Cisco Systems wants the H.264 video codec to be the default standard for real-time communications on the Web, and is willing to put up its own money to make it happen.
The giant networking vendor announced Oct. 30 that it is open-sourcing its H.264 codec implementation to enable it to be used for free in Web communications by paying the licensing fee for the codec to MPEG LA rather than passing it along to users. In addition, Cisco is releasing a plug-in for open-source developers who want to use H.264 for free.
Mozilla officials said they will enable Firefox to use the module, which will bring H.264 support to the browser.
Cisco's move is a significant one for bringing widespread use of real-time communications to the Internet. WebRTC is an emerging standard that appears to be the one that will allow such communications. WebRTC essentially enables users to communicate over the Web via browsers rather than having to download software to make the collaboration happen.
At issue has been what video codec will become the standard for WebRTC. There are royalty-free standards like VP8, which is supported by Google, the driving force behind WebRTC. However, H.264 is much more widely used, but it comes with the need for a license from MPEG LA. By open-sourcing its own implementation of H.264 and paying the royalties to MPEG LA, Cisco is removing the licensing hurdle to making H.264 the de facto codec.
"The industry has been divided on the choice of a common video codec for some time, namely because the industry standard—H.264—requires royalty payments to MPEG LA," Rowan Trollope, senior vice president and general manager for Cisco's Collaboration Technology Group, said in a post on the company's blog. "Today, I am pleased to announce Cisco is making a bold move to take concerns about these payments off the table."

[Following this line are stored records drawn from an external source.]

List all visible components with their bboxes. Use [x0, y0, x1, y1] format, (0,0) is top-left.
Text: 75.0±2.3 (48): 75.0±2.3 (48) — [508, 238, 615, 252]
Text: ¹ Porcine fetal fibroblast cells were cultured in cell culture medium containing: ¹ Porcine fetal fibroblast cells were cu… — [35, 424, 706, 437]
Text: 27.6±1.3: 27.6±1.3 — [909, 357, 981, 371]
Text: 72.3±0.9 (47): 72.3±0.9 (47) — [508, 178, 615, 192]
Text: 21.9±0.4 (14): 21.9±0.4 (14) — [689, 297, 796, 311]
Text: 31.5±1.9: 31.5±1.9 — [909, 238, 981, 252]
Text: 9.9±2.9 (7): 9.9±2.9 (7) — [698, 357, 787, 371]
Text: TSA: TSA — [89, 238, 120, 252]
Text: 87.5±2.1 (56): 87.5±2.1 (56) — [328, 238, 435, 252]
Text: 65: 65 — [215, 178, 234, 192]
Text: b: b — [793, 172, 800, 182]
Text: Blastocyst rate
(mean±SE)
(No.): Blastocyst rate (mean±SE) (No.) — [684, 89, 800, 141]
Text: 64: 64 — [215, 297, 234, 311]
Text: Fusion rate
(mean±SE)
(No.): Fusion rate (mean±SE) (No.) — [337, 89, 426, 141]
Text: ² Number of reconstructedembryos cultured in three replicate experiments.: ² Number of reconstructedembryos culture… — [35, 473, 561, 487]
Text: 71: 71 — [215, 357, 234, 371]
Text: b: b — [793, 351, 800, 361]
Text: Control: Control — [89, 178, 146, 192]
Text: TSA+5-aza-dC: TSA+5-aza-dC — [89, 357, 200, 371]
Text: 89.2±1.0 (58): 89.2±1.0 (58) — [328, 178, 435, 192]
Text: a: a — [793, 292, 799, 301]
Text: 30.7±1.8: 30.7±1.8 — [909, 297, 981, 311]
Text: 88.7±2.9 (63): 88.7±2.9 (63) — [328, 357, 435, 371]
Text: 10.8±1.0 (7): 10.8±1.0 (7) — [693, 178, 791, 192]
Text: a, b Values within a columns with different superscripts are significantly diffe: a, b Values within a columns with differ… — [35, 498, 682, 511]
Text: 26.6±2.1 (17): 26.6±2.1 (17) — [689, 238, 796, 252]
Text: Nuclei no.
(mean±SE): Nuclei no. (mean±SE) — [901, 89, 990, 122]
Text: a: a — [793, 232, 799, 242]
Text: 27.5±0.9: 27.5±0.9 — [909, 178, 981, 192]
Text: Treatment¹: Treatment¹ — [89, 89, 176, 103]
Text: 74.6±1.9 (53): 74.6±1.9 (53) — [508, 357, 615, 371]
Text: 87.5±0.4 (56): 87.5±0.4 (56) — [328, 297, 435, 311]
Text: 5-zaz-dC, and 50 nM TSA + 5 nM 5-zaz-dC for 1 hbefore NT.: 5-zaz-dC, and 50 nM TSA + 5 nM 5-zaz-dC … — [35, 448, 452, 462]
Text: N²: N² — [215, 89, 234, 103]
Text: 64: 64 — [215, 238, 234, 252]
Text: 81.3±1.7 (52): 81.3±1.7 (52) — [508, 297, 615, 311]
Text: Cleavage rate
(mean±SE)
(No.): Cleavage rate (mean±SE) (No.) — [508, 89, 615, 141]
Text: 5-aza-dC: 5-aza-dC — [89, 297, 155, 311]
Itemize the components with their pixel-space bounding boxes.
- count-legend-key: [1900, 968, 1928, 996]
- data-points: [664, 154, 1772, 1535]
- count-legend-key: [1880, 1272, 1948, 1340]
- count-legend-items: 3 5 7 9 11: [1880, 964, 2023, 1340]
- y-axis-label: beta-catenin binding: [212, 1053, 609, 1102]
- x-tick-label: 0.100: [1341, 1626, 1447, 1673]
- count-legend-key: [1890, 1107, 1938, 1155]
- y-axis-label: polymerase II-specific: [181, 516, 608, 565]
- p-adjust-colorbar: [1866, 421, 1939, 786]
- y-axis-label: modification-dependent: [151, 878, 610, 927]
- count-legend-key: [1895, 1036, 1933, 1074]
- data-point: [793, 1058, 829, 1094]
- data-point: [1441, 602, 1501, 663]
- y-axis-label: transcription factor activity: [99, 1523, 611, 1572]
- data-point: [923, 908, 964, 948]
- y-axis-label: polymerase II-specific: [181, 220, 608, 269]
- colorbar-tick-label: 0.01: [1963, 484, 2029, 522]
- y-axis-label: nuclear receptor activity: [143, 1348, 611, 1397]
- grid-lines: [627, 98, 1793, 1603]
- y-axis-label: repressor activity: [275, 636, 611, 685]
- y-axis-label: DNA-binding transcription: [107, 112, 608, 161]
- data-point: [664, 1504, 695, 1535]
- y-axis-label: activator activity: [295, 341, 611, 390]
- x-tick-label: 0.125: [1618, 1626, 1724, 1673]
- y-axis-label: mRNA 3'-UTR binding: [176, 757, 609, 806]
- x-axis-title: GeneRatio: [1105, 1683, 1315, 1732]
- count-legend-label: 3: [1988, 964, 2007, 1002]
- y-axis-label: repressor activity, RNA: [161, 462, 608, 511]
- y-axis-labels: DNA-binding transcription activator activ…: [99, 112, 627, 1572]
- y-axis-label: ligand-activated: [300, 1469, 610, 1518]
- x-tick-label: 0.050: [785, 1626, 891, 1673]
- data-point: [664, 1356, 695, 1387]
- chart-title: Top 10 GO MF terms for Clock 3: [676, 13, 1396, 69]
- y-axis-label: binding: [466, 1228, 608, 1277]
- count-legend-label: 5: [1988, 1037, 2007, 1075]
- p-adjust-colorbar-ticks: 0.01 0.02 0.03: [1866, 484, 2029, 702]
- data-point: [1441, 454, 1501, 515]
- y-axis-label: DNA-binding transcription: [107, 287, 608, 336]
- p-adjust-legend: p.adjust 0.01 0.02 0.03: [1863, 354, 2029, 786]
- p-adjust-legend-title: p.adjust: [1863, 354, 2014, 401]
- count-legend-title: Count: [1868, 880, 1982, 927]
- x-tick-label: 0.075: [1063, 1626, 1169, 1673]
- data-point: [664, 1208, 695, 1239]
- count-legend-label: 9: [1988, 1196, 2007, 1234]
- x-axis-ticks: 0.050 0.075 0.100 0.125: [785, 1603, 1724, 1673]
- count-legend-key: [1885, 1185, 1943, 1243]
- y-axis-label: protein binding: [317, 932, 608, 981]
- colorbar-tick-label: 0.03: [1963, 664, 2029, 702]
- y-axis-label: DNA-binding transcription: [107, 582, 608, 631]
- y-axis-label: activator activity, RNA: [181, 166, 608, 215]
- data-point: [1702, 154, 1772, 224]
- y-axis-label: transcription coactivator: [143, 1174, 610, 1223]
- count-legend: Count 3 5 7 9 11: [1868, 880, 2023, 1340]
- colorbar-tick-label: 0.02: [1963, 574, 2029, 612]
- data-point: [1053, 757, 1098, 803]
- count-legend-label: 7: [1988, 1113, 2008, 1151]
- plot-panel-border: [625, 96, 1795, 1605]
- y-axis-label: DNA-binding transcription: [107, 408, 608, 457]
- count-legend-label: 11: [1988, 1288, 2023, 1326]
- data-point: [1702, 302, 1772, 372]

Cisco's announcement comes a week before the Internet Engineering Task Force (IETF) begins debating the issue of which video codec should become the standard for WebRTC. Trollope said the move to open-source its H.264 implementation and release the binary module dovetails with Cisco's larger collaboration strategy of creating technologies "that are incredibly easy to use and make that technology broadly available to everyone in the world—from the largest companies to the smallest businesses."
"Many, including Cisco, have been backing H.264, the industry standard which today powers much of the video on the Internet," he wrote. "We strongly believe that interoperability is an essential goal of standards activities and that usage of H.264 by WebRTC means it will be able to interconnect, without transcoding, to a large set of existing clients from a multitude of vendors."
Mozilla officials said they were pleased with Cisco's decision to open-source the H.264 implementation.
"Interoperability is critical on the Internet, and H.264 is the dominant video codec on the Web," Mozilla CTO Brendan Eich wrote in a post on the company's blog. "The vast majority of HTML5 streaming video is encoded using H.264, and most softphones and videoconferencing systems use H.264. H.264 chipsets are widely available and can be found in most current smartphones, including many Firefox OS phones."
Eich wrote that "interoperation of copious H.264 content across OSes and other browsers" is important to users, and that Mozilla is working to integrate the Cisco-hosted H.264 binary module and expects to have something for users in early 2014.
At the same time, Mozilla will continue to support VP8 for both the HTML video element and WebRTC. "VP8 and H.264 are both good codecs for WebRTC, and we believe that at this point, users are best served by having both choices," he wrote.